Closing the Gap: Single-dose HPV Vaccination | Leeya F. Pinder, MD, MPH
The burden of cervical cancer (CC) disproportionately impacts persons living in marginalized communities, whether in sub-Saharan Africa (SSA) or low-income, rural or migrant communities in the U.S. Worldwide, almost 350,000 women die every year from this disease.1 Our view of CC has been framed by the statistic that CC deaths in the U.S. have declined by more than 50% over the last five decades.2-6 What is hidden within this documented success, is the additional truth that CC continues to kill thousands of women every year in this country.2 Rates of CC in a population expose vulnerabilities in healthcare systems, including failing infrastructure, limited access to health resources, poor health literacy of the catchment population, implicit biases of healthcare providers and staff, and social and environmental determinants of health, which disproportionately affect members of racial and ethnic minority subgroups, and people affected by poverty.2, 7 According to the Center to Reduce Cancer Health Disparities (CRCHD)2, the populations of women who suffer the most from these factors and the subsequent higher rates of CC include African American women primarily residing in the South, Latina women along the Texas-Mexico border, women from Appalachia, American Indians of the Northern Plains, Vietnamese American women, and Alaska Natives.
It is widely accepted that CC is preventable through screening, treatment of pre-invasive disease, and vaccination against human papillomaviruses (HPV). We continue to approach cervical cancer prevention in the same way we have for decades, which only serves populations with access, and deepens disparities for groups that continue to bear the burden of inequity in healthcare. This is true both here in the U.S. and across the globe. We can begin to effect change by radically disrupting the status quo and tailoring our interventions to the local context.
This process has begun for HPV vaccination. Primary prevention with HPV vaccination is critical to the elimination of CC and is a key strategic pillar in the WHO’s Global Strategy to Eliminate Cervical Cancer as a public health problem. Although HPV vaccination has been available since 2006, coverage worldwide among adolescents is abysmal at 15%. We fair better in the U.S. with approximately 60% of adolescents being up to date,8 but states like Mississippi have significantly lower rates (38%).9 Reasons for low vaccination rates worldwide include vaccine costs, supply shortages, hesitancy and dosing schedule. The two- or three-dose schedule for vaccination often leads to an incomplete series. Evidence now suggests that in immunocompetent individuals, one dose of an HPV vaccine provides sufficient protection against the HPV types most associated with cervical cancer. Observational studies from Fiji, Costa Rica, and India and randomized controlled trials from Tanzania and Kenya10-13 have demonstrated that a single dose of the HPV vaccine has comparable efficacy to the two- or three-dose schedules.

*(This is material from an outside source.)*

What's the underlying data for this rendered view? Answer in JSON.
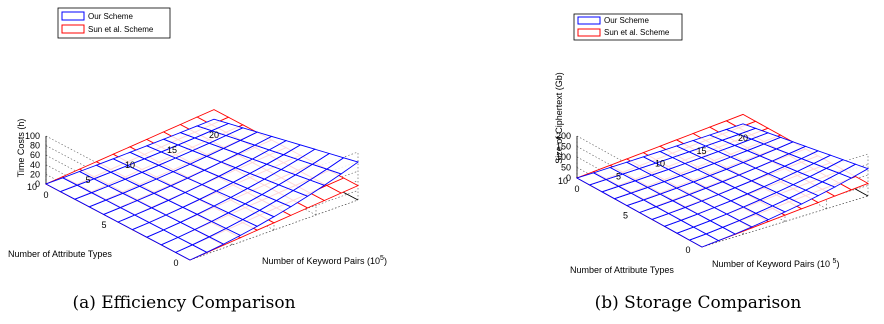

In the KEN-SHE study, 2275 participants were tested for HPV over a 36-month trial period, and both bivalent and nonavalent HPV vaccines were highly efficacious in preventing type-specific infection, with a vaccine efficacy of 98%, and 96%, respectively, after only one dose. Based on available evidence, the WHO Strategic Advisory Group of Experts on Immunization (SAGE) has recommended updating vaccine schedules to include one dose for girls and young women aged 9-20. The two-dose schedule, six-months apart, is still recommended for those 21 years of age and older by the WHO and three doses for those aged 15 to 45 years by the CDC. While the U.S. has not yet signed on to single-dose HPV vaccination, at least 24 countries, including the UK, Mexico, and Australia have shifted to the one-dose strategy.
Single-dose HPV vaccination has the potential to close disparity gaps both globally and domestically. This strategy can alleviate major financial and logistical burdens to national vaccination programs. In remote or underserved areas with limited healthcare facilities, a single-dose regimen can strengthen the overall effectiveness of vaccination campaigns, increase vaccination coverage and limit missed opportunities for individuals to receive protection against HPV. If widely implemented, this approach could serve to close the gap between the WHO’s goal of 90% HPV vaccination coverage by 2030 and the 15% of girls presently vaccinated worldwide.
Leeya F. Pinder, MD, MPH is an Associate Professor and Director of the Center for Global Cancer Control at the University of Cincinnati. Additionally, she supports research, education, and clinical care at Women and Newborn Hospital in Lusaka, Zambia.